This page describes how to use a Zipkin server to receive traces from Zipkin clients and forward those traces to Cloud Trace for analysis.
You might want to use a Zipkin server if your application is are already instrumented with Zipkin and either you don't want to run your own trace backend or you want access to Cloud Trace's advanced analysis tools.
This page describes several ways to set up your Zipkin server:
Using a container image to set up your server
A container image of the Cloud Trace Zipkin Collector is available on GitHub. This repository contains the Docker build definition and layers Google Cloud support on the base Zipkin Docker image, in addition to detailed setup steps.
You can run this on your container host of choice, including Google Kubernetes Engine.
To run the image:
$ docker run -d -p 9411:9411 \ -e STORAGE_TYPE=stackdriver \ -e GOOGLE_APPLICATION_CREDENTIALS=/root/.gcp/credentials.json \ -e STACKDRIVER_PROJECT_ID=your_project \ -v $HOME/.gcp:/root/.gcp:ro \ openzipkin/zipkin-gcp
If you are running this container within the Google Cloud, such as on a Compute Engine instance or Google Kubernetes Engine cluster, the environment's default credentials are automatically captured and traces are automatically sent to Cloud Trace.
For the full setup process, go to the GitHub repository for the Zipkin Docker image.
As described on this page, you must also configure your Zipkin tracers.
Running your server outside of Google Cloud
If you would like to build and run the collector outside of Google Cloud, such as on a physical server running on-premises, complete the following steps:
Create or select a project
Sign in to your Google Account.
If you don't already have one, sign up for a new account.
In the Cloud Console, on the project selector page, select or create a Cloud project.
A billing account isn't required as the collector won't be running on Google Cloud.
Create a service account
To allow your service to authenticate to the Cloud Trace API:
- Create a service account.
- Ensure that the new service account has been granted a project editor role so that it can write data to the Trace API.
- Select Furnish a new private key and choose JSON.
- Save the JSON credentials file to a directory on the machine that will be running the collector service.
Configure your firewall
Configure your network configuration to allow TCP traffic on port 9411 to pass to the machine running the Zipkin collector.
If you'll be submitting traces from applications hosted outside of the firewall, note that Zipkin tracer-to-collector traffic is not encrypted or authenticated.
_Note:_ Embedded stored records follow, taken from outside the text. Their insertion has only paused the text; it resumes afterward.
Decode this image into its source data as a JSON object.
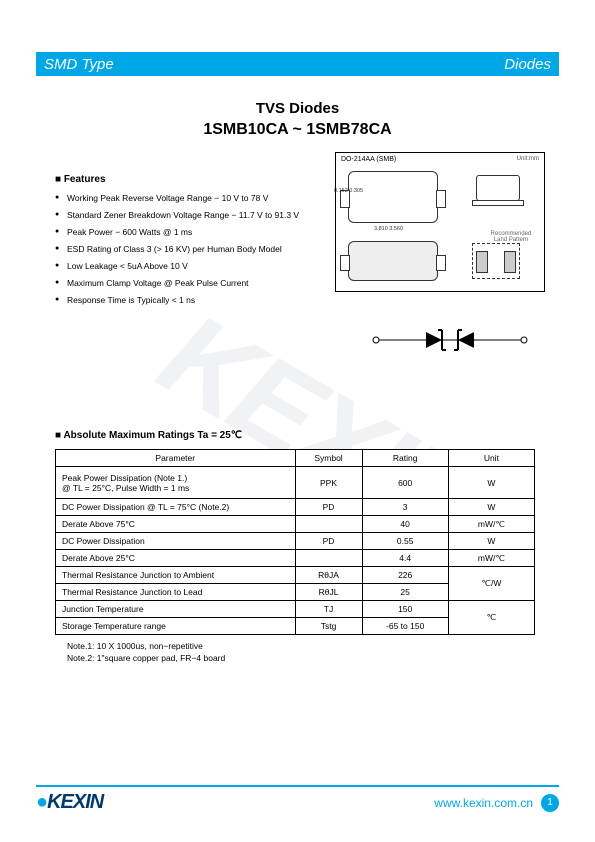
{
  "header": {
    "left": "SMD Type",
    "right": "Diodes"
  },
  "title": {
    "line1": "TVS Diodes",
    "line2": "1SMB10CA ~ 1SMB78CA"
  },
  "features": {
    "heading": "Features",
    "items": [
      "Working Peak Reverse Voltage Range − 10 V to 78 V",
      "Standard Zener Breakdown Voltage Range − 11.7 V to 91.3 V",
      "Peak Power − 600 Watts @ 1 ms",
      "ESD Rating of Class 3 (> 16 KV) per Human Body Model",
      "Low Leakage < 5uA Above 10 V",
      "Maximum Clamp Voltage @ Peak Pulse Current",
      "Response Time is Typically < 1 ns"
    ]
  },
  "package": {
    "label": "DO-214AA  (SMB)",
    "unit": "Unit:mm",
    "pad_label": "Recommended Land Pattern",
    "dims": {
      "h1": "0.152\n0.305",
      "w1": "3.302\n3.048",
      "wtot": "4.597\n4.293",
      "body_w": "3.810\n3.560",
      "tot_w": "5.588\n5.334",
      "side_h": "2.13\n1.80",
      "side_t": "0.152\n0.051",
      "pad_w": "2.50",
      "pad_h": "2.10",
      "pad_sp": "6.80"
    }
  },
  "ratings": {
    "heading": "Absolute Maximum Ratings Ta = 25℃",
    "columns": [
      "Parameter",
      "Symbol",
      "Rating",
      "Unit"
    ],
    "rows": [
      {
        "param": "Peak Power Dissipation    (Note 1.)\n      @ TL = 25°C, Pulse Width = 1 ms",
        "symbol": "PPK",
        "rating": "600",
        "unit": "W",
        "tall": true
      },
      {
        "param": "DC Power Dissipation @ TL = 75°C   (Note.2)",
        "symbol": "PD",
        "rating": "3",
        "unit": "W"
      },
      {
        "param": "Derate Above 75°C",
        "symbol": "",
        "rating": "40",
        "unit": "mW/℃"
      },
      {
        "param": "DC Power Dissipation",
        "symbol": "PD",
        "rating": "0.55",
        "unit": "W"
      },
      {
        "param": "Derate Above 25°C",
        "symbol": "",
        "rating": "4.4",
        "unit": "mW/℃"
      },
      {
        "param": "Thermal Resistance Junction to Ambient",
        "symbol": "RθJA",
        "rating": "226",
        "unit": "℃/W",
        "merge_unit_down": true
      },
      {
        "param": "Thermal Resistance Junction to Lead",
        "symbol": "RθJL",
        "rating": "25",
        "unit": ""
      },
      {
        "param": "Junction Temperature",
        "symbol": "TJ",
        "rating": "150",
        "unit": "℃",
        "merge_unit_down": true
      },
      {
        "param": "Storage Temperature range",
        "symbol": "Tstg",
        "rating": "-65 to 150",
        "unit": ""
      }
    ],
    "notes": [
      "Note.1: 10 X 1000us, non−repetitive",
      "Note.2: 1\"square copper pad, FR−4 board"
    ]
  },
  "footer": {
    "brand": "KEXIN",
    "url": "www.kexin.com.cn",
    "page": "1"
  },
  "watermark": "KEXIN",
  "colors": {
    "accent": "#00a7e7",
    "brand_dark": "#003a6b"
  }
}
Connections between the Cloud Trace Zipkin collector and the Cloud Trace API are encrypted and authenticated, as are connections sourced from the Cloud Trace instrumentation libraries.
Set up your server with the container image
See Using a container image, above.
Configure Zipkin tracers
Follow the instructions in the common Configure Zipkin tracers section on this page.
Modifying an existing Zipkin server
The Zipkin project maintains instructions on how to use Cloud Trace as a storage destination for an existing Zipkin server. These are available on the GitHub repository for the Zipkin Docker image.
How to Configure Zipkin tracers
No matter how you host the Cloud Trace Zipkin Collector, you'll need to configure your Zipkin tracers to send data to it.
The collector can be referenced by its internal IP address, external IP address (if it will be receiving traces from applications hosted outside of Google Cloud), or hostname. Each Zipkin tracer is configured differently - for example, to point a Brave tracer at a collector with the IP address 220.127.116.11, the following lines must be added to your Java codebase:
Reporter reporter = AsyncReporter.builder(OkHttpSender.create("18.104.22.168:9411/api/v1/spans")).build(); Brave brave = Brave.Builder("example").reporter(reporter).build()
Frequently asked questions
Q: What are the limitations?
This release has two known limitations:
Zipkin tracers must support the correct Zipkin time and duration semantics. For more information, go to Instrumenting a library and scroll down to the section on Timestamps and duration.
Zipkin tracers and the Cloud Trace instrumentation libraries can't append spans to the same traces, meaning that traces that are captured in one library won't contain spans for services instrumented in the other type of library. For example:
Requests made to the Node.js web application will be traced with the Zipkin library and sent to Cloud Trace. However, these traces will not contain spans generated within the API application or for the RPC calls that it makes to the Database. This is because Zipkin and Cloud Trace use different formats for propagating trace context between services.
For this reason we recommend that projects wanting to use Cloud Trace either exclusively use Zipkin-compatible tracers along with the Zipkin Collector, or use instrumentation libraries that work natively with Cloud Trace (like the official Node.js, Java, or Go libraries).
Q: Will this work as a full Zipkin server?
No, this feature only writes data to Cloud Trace.